Prove that a group of order 4 is Abelian.

To prove that a group is Abelian, I need to show that it has an identity, inverses, is associative, and is closed under the operation. I can definitely do this for specific groups, but I am not sure how to do this for a generality. Can someone please help me get started?

2. Couple of thoughts:

all groups of order 4 are either cyclic groups or klein groups.

If an element of the group has order 4 then the group is cyclic, or if all the elements are self-inverse then the group is klein.

This might help you start thinking about proving that all groups of order 4 are abelian (where g*h=h*g).
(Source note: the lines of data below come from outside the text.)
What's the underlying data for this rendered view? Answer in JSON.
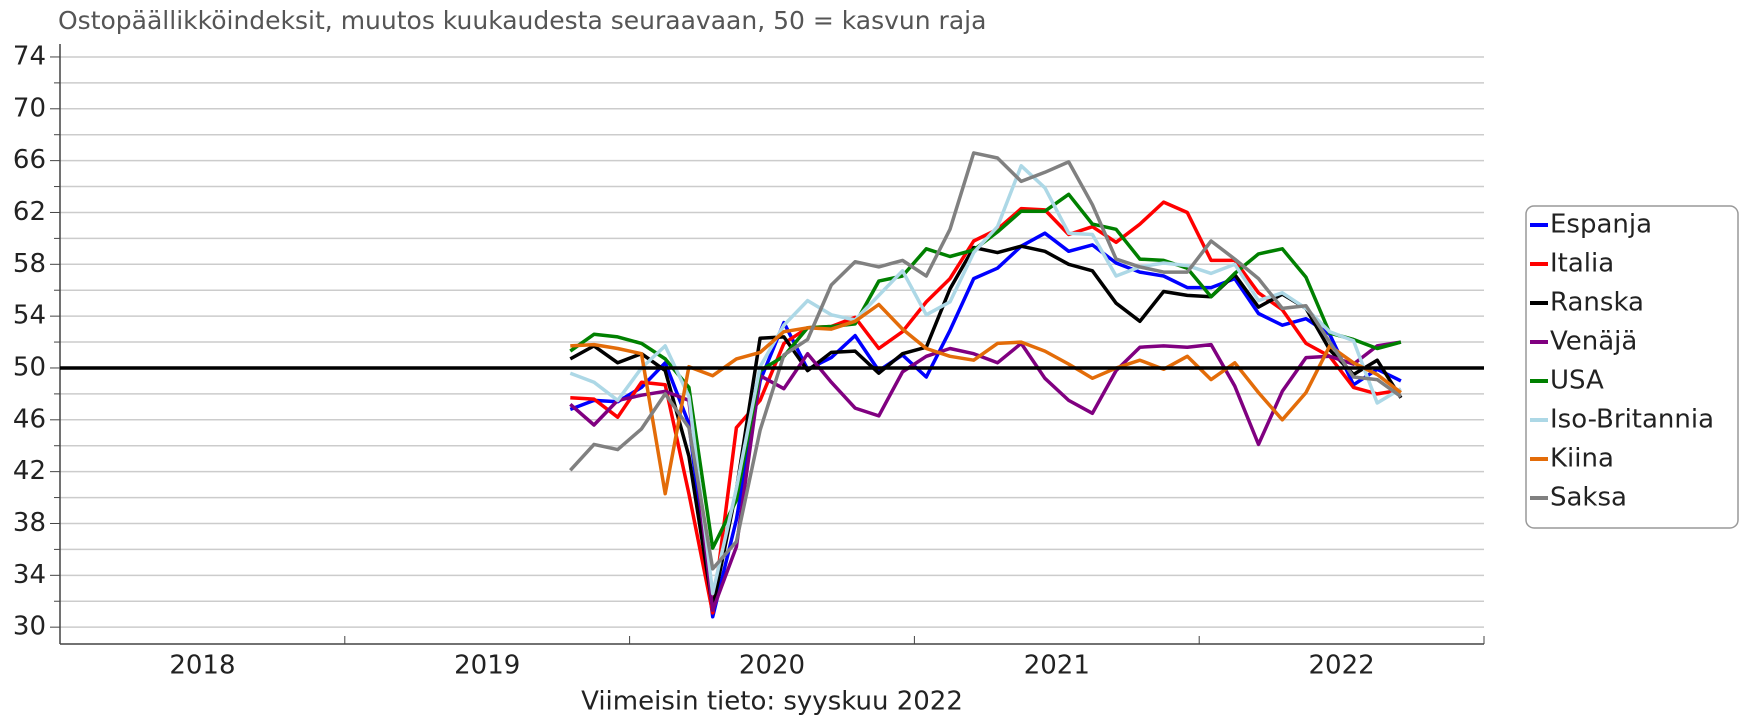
{
  "chart_data": {
    "type": "line",
    "title": "Ostopäällikköindeksit, muutos kuukaudesta seuraavaan, 50 = kasvun raja",
    "x_label": "Viimeisin tieto: syyskuu 2022",
    "xlim": [
      2018,
      2023
    ],
    "xticks": [
      {
        "value": 2018.5,
        "label": "2018"
      },
      {
        "value": 2019.5,
        "label": "2019"
      },
      {
        "value": 2020.5,
        "label": "2020"
      },
      {
        "value": 2021.5,
        "label": "2021"
      },
      {
        "value": 2022.5,
        "label": "2022"
      }
    ],
    "x_minor_ticks": [
      2018,
      2019,
      2020,
      2021,
      2022,
      2023
    ],
    "ylim": [
      28.7,
      75
    ],
    "yticks": [
      30,
      34,
      38,
      42,
      46,
      50,
      54,
      58,
      62,
      66,
      70,
      74
    ],
    "y_minor_ticks": [
      32,
      36,
      40,
      44,
      48,
      52,
      56,
      60,
      64,
      68,
      72
    ],
    "grid": true,
    "reference_line": 50,
    "legend": "right",
    "x": [
      2019.7917,
      2019.875,
      2019.9583,
      2020.0417,
      2020.125,
      2020.2083,
      2020.2917,
      2020.375,
      2020.4583,
      2020.5417,
      2020.625,
      2020.7083,
      2020.7917,
      2020.875,
      2020.9583,
      2021.0417,
      2021.125,
      2021.2083,
      2021.2917,
      2021.375,
      2021.4583,
      2021.5417,
      2021.625,
      2021.7083,
      2021.7917,
      2021.875,
      2021.9583,
      2022.0417,
      2022.125,
      2022.2083,
      2022.2917,
      2022.375,
      2022.4583,
      2022.5417,
      2022.625,
      2022.7083
    ],
    "series": [
      {
        "name": "Espanja",
        "color": "#0000ff",
        "values": [
          46.8,
          47.5,
          47.4,
          48.5,
          50.4,
          45.7,
          30.8,
          38.3,
          49.0,
          53.5,
          49.9,
          50.8,
          52.5,
          49.8,
          51.0,
          49.3,
          52.9,
          56.9,
          57.7,
          59.4,
          60.4,
          59.0,
          59.5,
          58.1,
          57.4,
          57.1,
          56.2,
          56.2,
          56.9,
          54.2,
          53.3,
          53.8,
          52.6,
          48.7,
          49.9,
          49.0
        ]
      },
      {
        "name": "Italia",
        "color": "#ff0000",
        "values": [
          47.7,
          47.6,
          46.2,
          48.9,
          48.7,
          40.3,
          31.1,
          45.4,
          47.5,
          51.9,
          53.1,
          53.2,
          53.9,
          51.5,
          52.8,
          55.1,
          56.9,
          59.8,
          60.7,
          62.3,
          62.2,
          60.3,
          60.9,
          59.7,
          61.1,
          62.8,
          62.0,
          58.3,
          58.3,
          55.8,
          54.5,
          51.9,
          50.9,
          48.5,
          48.0,
          48.3
        ]
      },
      {
        "name": "Ranska",
        "color": "#000000",
        "values": [
          50.7,
          51.7,
          50.4,
          51.1,
          49.8,
          43.2,
          31.5,
          40.6,
          52.3,
          52.4,
          49.8,
          51.2,
          51.3,
          49.6,
          51.1,
          51.6,
          56.1,
          59.3,
          58.9,
          59.4,
          59.0,
          58.0,
          57.5,
          55.0,
          53.6,
          55.9,
          55.6,
          55.5,
          57.2,
          54.7,
          55.7,
          54.6,
          51.4,
          49.5,
          50.6,
          47.7
        ]
      },
      {
        "name": "Venäjä",
        "color": "#800080",
        "values": [
          47.2,
          45.6,
          47.5,
          47.9,
          48.2,
          47.5,
          31.3,
          36.2,
          49.4,
          48.4,
          51.1,
          48.9,
          46.9,
          46.3,
          49.7,
          50.9,
          51.5,
          51.1,
          50.4,
          51.9,
          49.2,
          47.5,
          46.5,
          49.8,
          51.6,
          51.7,
          51.6,
          51.8,
          48.6,
          44.1,
          48.2,
          50.8,
          50.9,
          50.3,
          51.7,
          52.0
        ]
      },
      {
        "name": "USA",
        "color": "#008000",
        "values": [
          51.3,
          52.6,
          52.4,
          51.9,
          50.7,
          48.5,
          36.1,
          39.8,
          49.8,
          50.9,
          53.1,
          53.2,
          53.4,
          56.7,
          57.1,
          59.2,
          58.6,
          59.1,
          60.5,
          62.1,
          62.1,
          63.4,
          61.1,
          60.7,
          58.4,
          58.3,
          57.7,
          55.5,
          57.3,
          58.8,
          59.2,
          57.0,
          52.7,
          52.2,
          51.5,
          52.0
        ]
      },
      {
        "name": "Iso-Britannia",
        "color": "#add8e6",
        "values": [
          49.6,
          48.9,
          47.5,
          50.0,
          51.7,
          47.8,
          32.6,
          40.7,
          50.1,
          53.3,
          55.2,
          54.1,
          53.7,
          55.6,
          57.5,
          54.1,
          55.1,
          58.9,
          60.9,
          65.6,
          63.9,
          60.4,
          60.3,
          57.1,
          57.8,
          58.1,
          57.9,
          57.3,
          58.0,
          55.2,
          55.8,
          54.6,
          52.8,
          52.1,
          47.3,
          48.4
        ]
      },
      {
        "name": "Kiina",
        "color": "#e36c09",
        "values": [
          51.7,
          51.8,
          51.5,
          51.1,
          40.3,
          50.1,
          49.4,
          50.7,
          51.2,
          52.8,
          53.1,
          53.0,
          53.6,
          54.9,
          53.0,
          51.5,
          50.9,
          50.6,
          51.9,
          52.0,
          51.3,
          50.3,
          49.2,
          50.0,
          50.6,
          49.9,
          50.9,
          49.1,
          50.4,
          48.1,
          46.0,
          48.1,
          51.7,
          50.4,
          49.5,
          48.1
        ]
      },
      {
        "name": "Saksa",
        "color": "#808080",
        "values": [
          42.1,
          44.1,
          43.7,
          45.3,
          48.0,
          45.4,
          34.5,
          36.6,
          45.2,
          51.0,
          52.2,
          56.4,
          58.2,
          57.8,
          58.3,
          57.1,
          60.7,
          66.6,
          66.2,
          64.4,
          65.1,
          65.9,
          62.6,
          58.4,
          57.8,
          57.4,
          57.4,
          59.8,
          58.4,
          56.9,
          54.6,
          54.8,
          52.0,
          49.3,
          49.1,
          47.8
        ]
      }
    ]
  }
}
3. Originally Posted by bluejay
Prove that a group of order 4 is Abelian.

To prove that a group is Abelian, I need to show that it has an identity, inverses, is associative, and is closed under the operation. I can definitely do this for specific groups, but I am not sure how to do this for a generality. Can someone please help me get started?
Let the elements be $\displaystyle \{e,a,b,c\}$. Now the orders of $\displaystyle a,b,c$ must be larger than $\displaystyle 1$ and divide $\displaystyle 4$ - the order of the group. If any of them are $\displaystyle 4$ then the group is cyclic and therefore abelian. Thus, it is safe to assume that $\displaystyle a,b,c$ all have order $\displaystyle 2$. Therefore, $\displaystyle a^2=b^2=c^2 = e$. Consider $\displaystyle ab$. It cannot be the case that $\displaystyle ab=b,ab=a$ for that would imply $\displaystyle a=e$ or $\displaystyle b=e$. It also cannot be the case that $\displaystyle ab=e$ for that would mean $\displaystyle b$ is inverse of $\displaystyle a$ - however this is impossible since $\displaystyle a$ is its own inverse and inverses are unique. Thus, it collows that $\displaystyle ab=c$. Using a similar argument we can show $\displaystyle ba=c$. And by symmetry of these elements we have $\displaystyle ac=b,ca=b,bc=a,cb=a$. This shows the group is abelian.